Search and rescue groups on the mid-Island had a busy Monday evening assisting five people to safety in three separate incidents.

The first occurred when Arrowsmith Search and Rescue was called by B.C. Ambulance to extract an injured horseback rider out of the Melrose Road area in Parksville.

Search manager Nick Rivers said the rider sustained an injured leg and ankle after being kicked by her horse. He said they treated the case as "high urgency" because a loss of circulation could have been limb-threatening.

"It's a really rough logging road that goes into there so with some of those kind of injuries it's very painful bouncing down the road," Rivers said.

The young woman was taken a short distance by ambulance where she was transferred to a helicopter and taken to hospital in Nanaimo.

A helicopter was also used in a second mission, this time to Strathcona Park where two women were hiking when one of them sustained leg and wrist injuries.

Paul Berry of the Comox Valley Ground Search and Rescue told CTV News the women used an emergency beacon to summon help.

"Where they were located there is no cell signal so without it they would have been there overnight or someone would have been hiking out until they were able to get cell coverage," Berry said.

An RCMP helicopter airlifted rescuers into the park after searchers were able to get coordinates to locate the two women.

"We flew in a team with advance medical training and were able to splint and give her some medication and move her to the helicopter and fly her out directly," Berry said.

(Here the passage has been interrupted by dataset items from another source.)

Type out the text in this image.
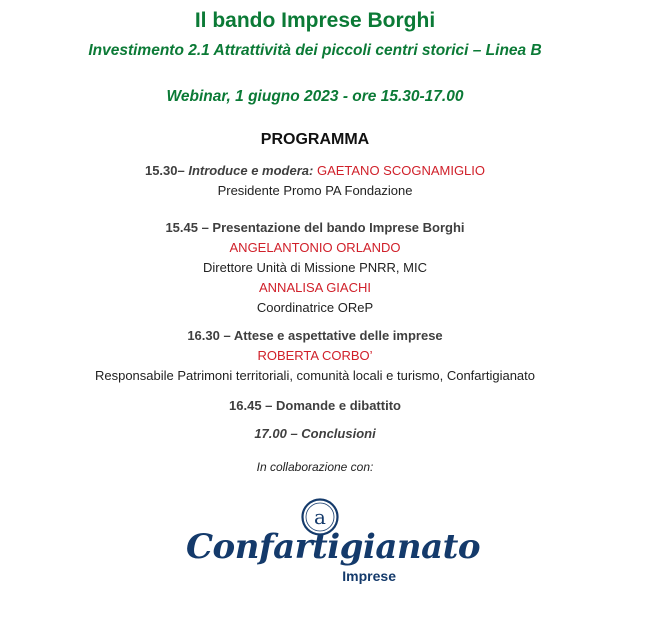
Il bando Imprese Borghi
Investimento 2.1 Attrattività dei piccoli centri storici – Linea B
Webinar, 1 giugno 2023 - ore 15.30-17.00
PROGRAMMA
15.30– Introduce e modera: GAETANO SCOGNAMIGLIO
Presidente Promo PA Fondazione
15.45 – Presentazione del bando Imprese Borghi
ANGELANTONIO ORLANDO
Direttore Unità di Missione PNRR, MIC
ANNALISA GIACHI
Coordinatrice OReP
16.30 – Attese e aspettative delle imprese
ROBERTA CORBO’
Responsabile Patrimoni territoriali, comunità locali e turismo, Confartigianato
16.45 – Domande e dibattito
17.00 – Conclusioni
In collaborazione con:
a
Confartigianato
Imprese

Crews hadn't even finished putting their gear away after that call when they were contacted again by the RCMP to assist a young man and woman who found themselves unable to get off an island where the Puntledge and Tsolum rivers converge in Courtenay.

"They seemed to be okay but just couldn't get back to shore so we dispatched," said rescuer Mike Bryan. "Obviously we were here quite quickly because we were already at the building."

Bryan said an inflatable kayak was used in the rescue because the ground on the island was almost like quicksand.

The back-to-back tasks come at a time when the team is already experiencing higher-than-usual call volumes.

The Comox Valley rescue team has responded to 24 calls so far this year, up from 17 at the same time last year.